A total of 348 medicines are present in NLEM 2011. In the NLEM 2011, 181 medicines fall under the category of P, S and T, 106 medicines fall under the category of S, T while 61 medicines are categorized as T only. In comparison to NLEM 2003, 47 medicines have been deleted and 43 new medicines have been added. Benzylpenicillin, cefuroxime, chloramphenicol, furazolidone, gamma benzene hexachloride, ketoconazole, mebendazole, norfloxacin, pethidine hydrochloride, pyrantel pamoate, tetracycline and tinidazole are some of the important medicines which are not considered as essential medicines according to the new list. Combination drug amoxicillin and clavulinic acid, allopurinol, atorvastatin, cetirizine, cefixime, diazepam, lorazepam, mefloquine, pantoprazole, permethrin, tramadol and zinc sulfate are new drugs made available in the NLEM 2011 due to their wide usage.

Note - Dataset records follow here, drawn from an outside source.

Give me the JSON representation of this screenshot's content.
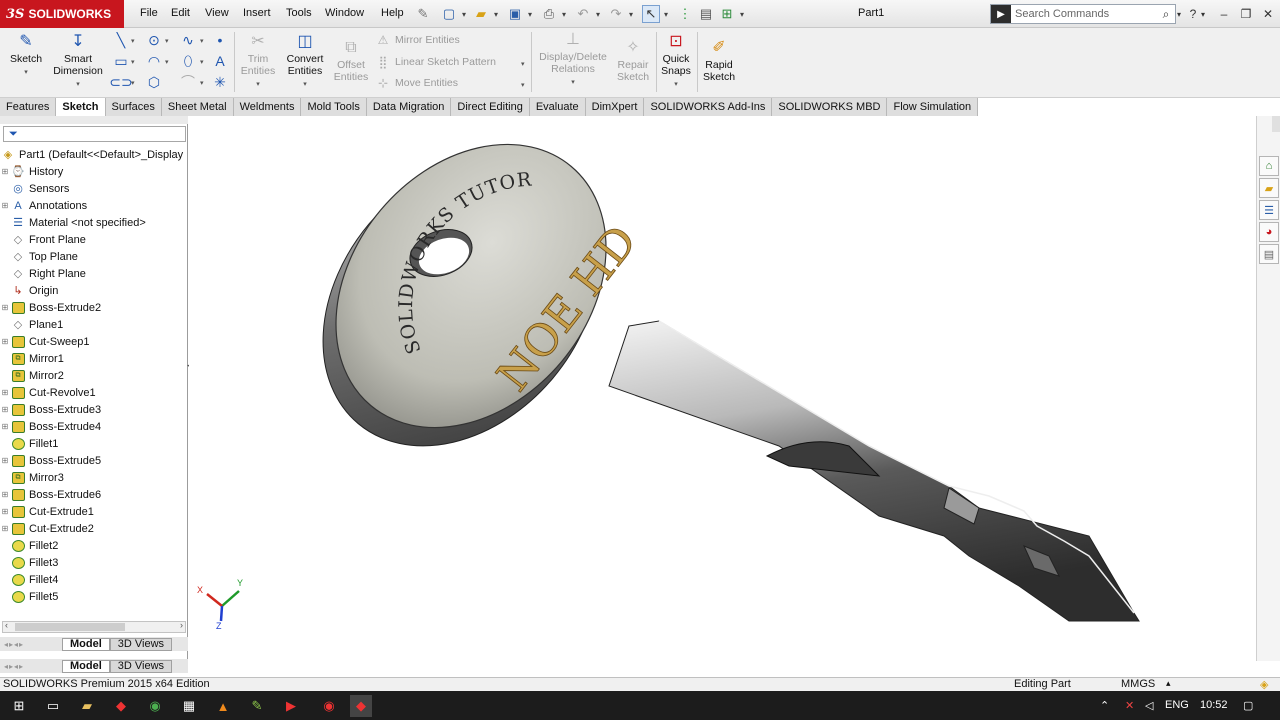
{
  "app": {
    "logo": "SOLIDWORKS",
    "logo_mark": "3S",
    "document_title": "Part1"
  },
  "menu": [
    "File",
    "Edit",
    "View",
    "Insert",
    "Tools",
    "Window",
    "Help"
  ],
  "search": {
    "placeholder": "Search Commands"
  },
  "commands": {
    "sketch": "Sketch",
    "smart_dimension_1": "Smart",
    "smart_dimension_2": "Dimension",
    "trim_1": "Trim",
    "trim_2": "Entities",
    "convert_1": "Convert",
    "convert_2": "Entities",
    "offset_1": "Offset",
    "offset_2": "Entities",
    "mirror_entities": "Mirror Entities",
    "linear_pattern": "Linear Sketch Pattern",
    "move_entities": "Move Entities",
    "display_delete_1": "Display/Delete",
    "display_delete_2": "Relations",
    "repair_1": "Repair",
    "repair_2": "Sketch",
    "quick_snaps_1": "Quick",
    "quick_snaps_2": "Snaps",
    "rapid_sketch_1": "Rapid",
    "rapid_sketch_2": "Sketch"
  },
  "tabs": [
    "Features",
    "Sketch",
    "Surfaces",
    "Sheet Metal",
    "Weldments",
    "Mold Tools",
    "Data Migration",
    "Direct Editing",
    "Evaluate",
    "DimXpert",
    "SOLIDWORKS Add-Ins",
    "SOLIDWORKS MBD",
    "Flow Simulation"
  ],
  "active_tab": "Sketch",
  "tree": {
    "root": "Part1  (Default<<Default>_Display",
    "items": [
      {
        "label": "History",
        "icon": "history-icon"
      },
      {
        "label": "Sensors",
        "icon": "sensor-icon"
      },
      {
        "label": "Annotations",
        "icon": "annotation-icon"
      },
      {
        "label": "Material <not specified>",
        "icon": "material-icon"
      },
      {
        "label": "Front Plane",
        "icon": "plane-icon"
      },
      {
        "label": "Top Plane",
        "icon": "plane-icon"
      },
      {
        "label": "Right Plane",
        "icon": "plane-icon"
      },
      {
        "label": "Origin",
        "icon": "origin-icon"
      },
      {
        "label": "Boss-Extrude2",
        "icon": "feature-icon"
      },
      {
        "label": "Plane1",
        "icon": "plane-icon"
      },
      {
        "label": "Cut-Sweep1",
        "icon": "feature-icon"
      },
      {
        "label": "Mirror1",
        "icon": "mirror-icon"
      },
      {
        "label": "Mirror2",
        "icon": "mirror-icon"
      },
      {
        "label": "Cut-Revolve1",
        "icon": "feature-icon"
      },
      {
        "label": "Boss-Extrude3",
        "icon": "feature-icon"
      },
      {
        "label": "Boss-Extrude4",
        "icon": "feature-icon"
      },
      {
        "label": "Fillet1",
        "icon": "fillet-icon"
      },
      {
        "label": "Boss-Extrude5",
        "icon": "feature-icon"
      },
      {
        "label": "Mirror3",
        "icon": "mirror-icon"
      },
      {
        "label": "Boss-Extrude6",
        "icon": "feature-icon"
      },
      {
        "label": "Cut-Extrude1",
        "icon": "feature-icon"
      },
      {
        "label": "Cut-Extrude2",
        "icon": "feature-icon"
      },
      {
        "label": "Fillet2",
        "icon": "fillet-icon"
      },
      {
        "label": "Fillet3",
        "icon": "fillet-icon"
      },
      {
        "label": "Fillet4",
        "icon": "fillet-icon"
      },
      {
        "label": "Fillet5",
        "icon": "fillet-icon"
      }
    ]
  },
  "panel_tabs": {
    "model": "Model",
    "views": "3D Views"
  },
  "model": {
    "engraving_1": "SOLIDWORKS TUTORIAL",
    "engraving_2": "NOE HD",
    "triad_x": "X",
    "triad_y": "Y",
    "triad_z": "Z"
  },
  "status": {
    "edition": "SOLIDWORKS Premium 2015 x64 Edition",
    "mode": "Editing Part",
    "units": "MMGS"
  },
  "taskbar": {
    "language": "ENG",
    "time": "10:52"
  }
}
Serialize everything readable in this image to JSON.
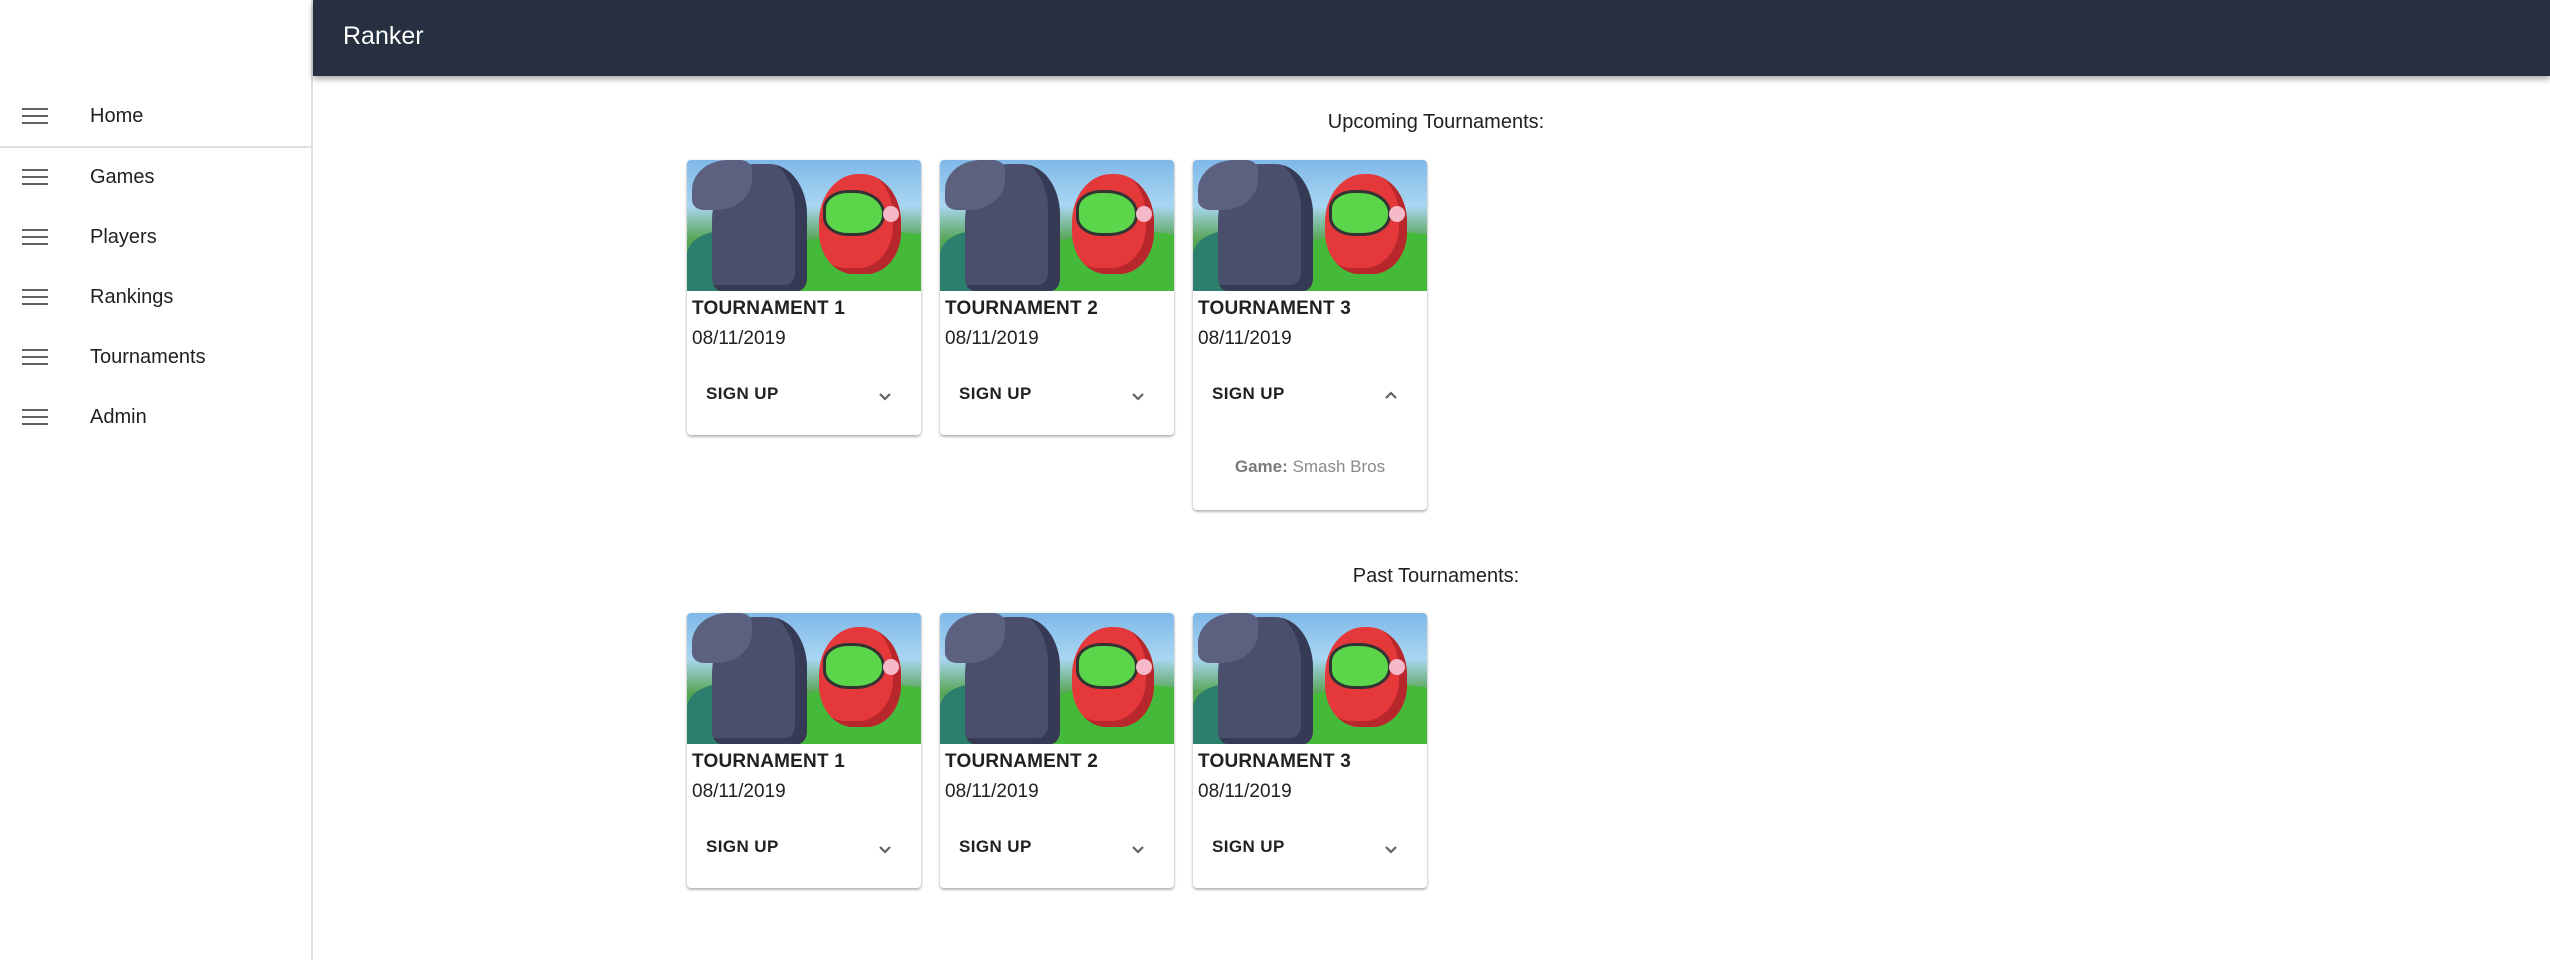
{
  "app": {
    "title": "Ranker"
  },
  "sidebar": {
    "items": [
      {
        "label": "Home"
      },
      {
        "label": "Games"
      },
      {
        "label": "Players"
      },
      {
        "label": "Rankings"
      },
      {
        "label": "Tournaments"
      },
      {
        "label": "Admin"
      }
    ]
  },
  "sections": {
    "upcoming": {
      "title": "Upcoming Tournaments:",
      "cards": [
        {
          "name": "TOURNAMENT 1",
          "date": "08/11/2019",
          "action": "SIGN UP",
          "expanded": false
        },
        {
          "name": "TOURNAMENT 2",
          "date": "08/11/2019",
          "action": "SIGN UP",
          "expanded": false
        },
        {
          "name": "TOURNAMENT 3",
          "date": "08/11/2019",
          "action": "SIGN UP",
          "expanded": true,
          "game_label": "Game:",
          "game_value": "Smash Bros"
        }
      ]
    },
    "past": {
      "title": "Past Tournaments:",
      "cards": [
        {
          "name": "TOURNAMENT 1",
          "date": "08/11/2019",
          "action": "SIGN UP",
          "expanded": false
        },
        {
          "name": "TOURNAMENT 2",
          "date": "08/11/2019",
          "action": "SIGN UP",
          "expanded": false
        },
        {
          "name": "TOURNAMENT 3",
          "date": "08/11/2019",
          "action": "SIGN UP",
          "expanded": false
        }
      ]
    }
  },
  "colors": {
    "appbar": "#263040",
    "appbar_text": "#ffffff",
    "divider": "#e0e0e0"
  },
  "icons": {
    "nav": "menu-icon",
    "collapsed": "chevron-down-icon",
    "expanded": "chevron-up-icon",
    "card_image": "tournament-image"
  }
}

Some Issues with NLEM 2011
Some glaring mistakes which catch the eye while reading the NLEM 2011 are:
- NLEM includes three antiallergic drugs which does not differ in efficacy but has minor pharmacokinetic differences: Pheniramine maleate, chlorpheniramine maleate and dexchlorpheniramine maleate. 
- Antibiotics from the same class are included in the NLEM like erythromycin and azithromycin.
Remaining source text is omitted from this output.